Порфирия накрыл ужас. Он помнил из литературы стихотворение Лермонтова про каторжника, читал про это, но впервые в своей маленькой жизни столкнулся с тем, что кого-то по-настоящему могли отправить в ссылку. Толпа все еще живо обсуждала произошедшее событие, но постепенно начала расходиться. На месте, где только что толкались разгоряченные парни, Порфирий вдруг увидел какой-то блеск. Нагнулся и поднял с затоптанной пыльной земли кольцо с темно-красным камнем. Не зная, что делать с ним, машинально покрутил в руках.

Георгий Львович вдруг спохватился, взял Порфирия за руку и поспешил увести с площади.

 Загуляли мы с тобой, Порфиша,  болтал его всегда немногословный отец.  А между тем, давно в постель пора! Завтра день суетный, долгий, дел предстоит множество.

Мальчик поспешил за отцом. Кольцо так и осталось лежать в его маленькой сжатой в кулак ручке. Порфирий не знал, что с ним делать, поэтому просто сунул его в карман в тайне от отца.

***

Полночи мальчик не спал. Все лежал на узком диванчике, слушал басовитый храп отца и тонкое посвистывание старого Луки в углу на сундуке и всё думал, думал. Ему представлялась сырая темница и цыган в красном стеганом жилете, который громыхал кандалами. Он ходил по кругу, словно пес на привязи, и звенья толстой цепи звенели, перестукиваясь друг о друга. А потом он кидал злой взгляд на мальчика и требовал вернуть кольцо. Порфирий просыпался в холодном поту, понимал, что ему привиделся кошмар и пытался успокоиться. Минуты текли, шелестели в циферблате стрелки часов и под их мирное тиканье Порфирий, наконец, уснул.

***

Весь день лил дождь, и Порфирий с Лукой сидели в номере уездной гостиницы. Отец ушёл с самого раннего утра решать насущные дела, а их оставил. Порфирий был рад этому. Настроение было грустное и даже вчерашнее представление померкло под воспоминанием о Гришке-конокраде. Про злосчастное кольцо он совсем забыл. Порфирий чувствовал себя отчасти причастным к тому, что цыган был пойман. Но это не вызывало ни гордости, ни радости. Кого-то, даже если он это и заслужил, могли отправить на каторгу. Мальчик пялился в привезённую из дома книгу, горестно вздыхал и думал.
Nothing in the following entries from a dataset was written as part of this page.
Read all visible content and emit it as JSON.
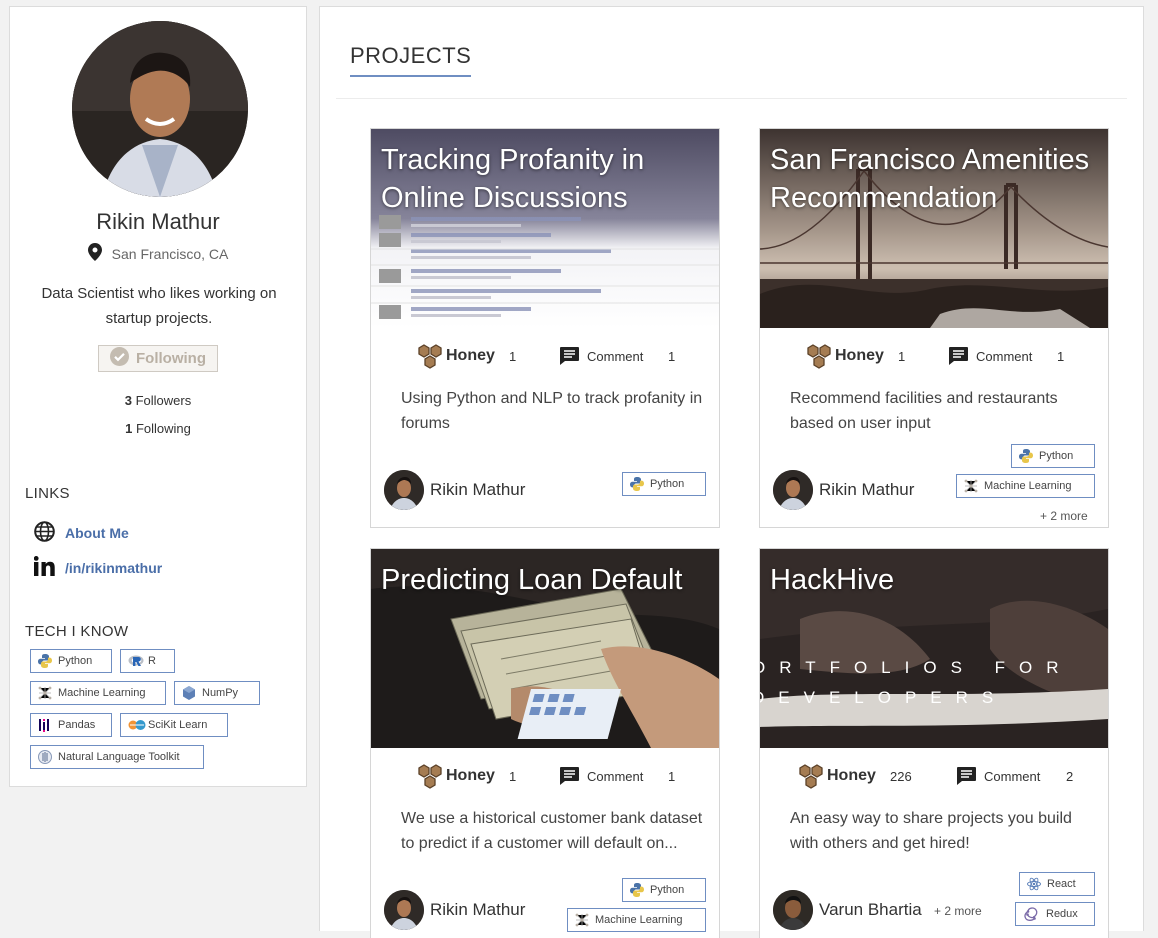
{
  "profile": {
    "name": "Rikin Mathur",
    "location": "San Francisco, CA",
    "bio": "Data Scientist who likes working on startup projects.",
    "follow_button": "Following",
    "followers_count": "3",
    "followers_label": "Followers",
    "following_count": "1",
    "following_label": "Following"
  },
  "links": {
    "heading": "LINKS",
    "items": [
      {
        "label": "About Me",
        "icon": "globe-icon"
      },
      {
        "label": "/in/rikinmathur",
        "icon": "linkedin-icon"
      }
    ]
  },
  "tech": {
    "heading": "TECH I KNOW",
    "items": [
      "Python",
      "R",
      "Machine Learning",
      "NumPy",
      "Pandas",
      "SciKit Learn",
      "Natural Language Toolkit"
    ]
  },
  "projects_heading": "PROJECTS",
  "cards": [
    {
      "title": "Tracking Profanity in Online Discussions",
      "honey_label": "Honey",
      "honey_count": "1",
      "comment_label": "Comment",
      "comment_count": "1",
      "description": "Using Python and NLP to track profanity in forums",
      "author": "Rikin Mathur",
      "tags": [
        "Python"
      ]
    },
    {
      "title": "San Francisco Amenities Recommendation",
      "honey_label": "Honey",
      "honey_count": "1",
      "comment_label": "Comment",
      "comment_count": "1",
      "description": "Recommend facilities and restaurants based on user input",
      "author": "Rikin Mathur",
      "tags": [
        "Python",
        "Machine Learning"
      ],
      "more": "+ 2 more"
    },
    {
      "title": "Predicting Loan Default",
      "honey_label": "Honey",
      "honey_count": "1",
      "comment_label": "Comment",
      "comment_count": "1",
      "description": "We use a historical customer bank dataset to predict if a customer will default on...",
      "author": "Rikin Mathur",
      "tags": [
        "Python",
        "Machine Learning"
      ]
    },
    {
      "title": "HackHive",
      "image_text_1": "ORTFOLIOS  FOR",
      "image_text_2": "DEVELOPERS",
      "honey_label": "Honey",
      "honey_count": "226",
      "comment_label": "Comment",
      "comment_count": "2",
      "description": "An easy way to share projects you build with others and get hired!",
      "author": "Varun Bhartia",
      "more": "+ 2 more",
      "tags": [
        "React",
        "Redux"
      ]
    }
  ],
  "colors": {
    "accent": "#6f8ec2",
    "link": "#4a6ea8",
    "honey": "#8b6a45"
  }
}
 А расскажи сказку, Лука!  Попросил он.

Старый кучер был только рад греть бока на сундуке у печки, а не таскаться по непогоде и потому с радостью принялся плести байки.

***

Утром следующего дня Порфирий проснулся от того, что солнце целовали его в нос и глаза. Будто маменька, оно ласково касалось и щекотало кончик носа.

Батюшка, вернувшийся вчера довольно поздно, когда уже стемнело, был свеж, бодр и застегивал сюртук.

 Порфиша, сынок! Просыпайся. Нужно спешить. Сегодня уезжаем после обеда. А потому и нужно ещё успеть в писчебумажный магазин. Иван Фёдорович список написал, что нужно прикупить к твоей учёбе. А мне ещё ко всему нужно визит нанести твоей двоюродной бабке. Матушка для неё передала письмо и гостинцы.

Дверь скрипнула и в номер ввалился Лука. В одной руке он нёс штиблеты Георгия Львовича, а во второй держал какой-то свиток.

 Вот, батюшка, Георгий Львович, штиблеты начистил на углу у площади. Хорошо чистят, заразы. Гуталин у них знатный! Нашему и в подметки не годится,  делился впечатлениями Лука. Замер, оценил свою же шутку, и улыбнулся в усы.  Инштрумеет особый имеют. Заодно у мальчишки газет прихватил. Свежие!

 Благодарю, Лука, свежая пресса очень кстати.  Разлился благодушной улыбкой отец.  Вот, по чему я страдаю в нашем глухом имении, так это по свежим газетам.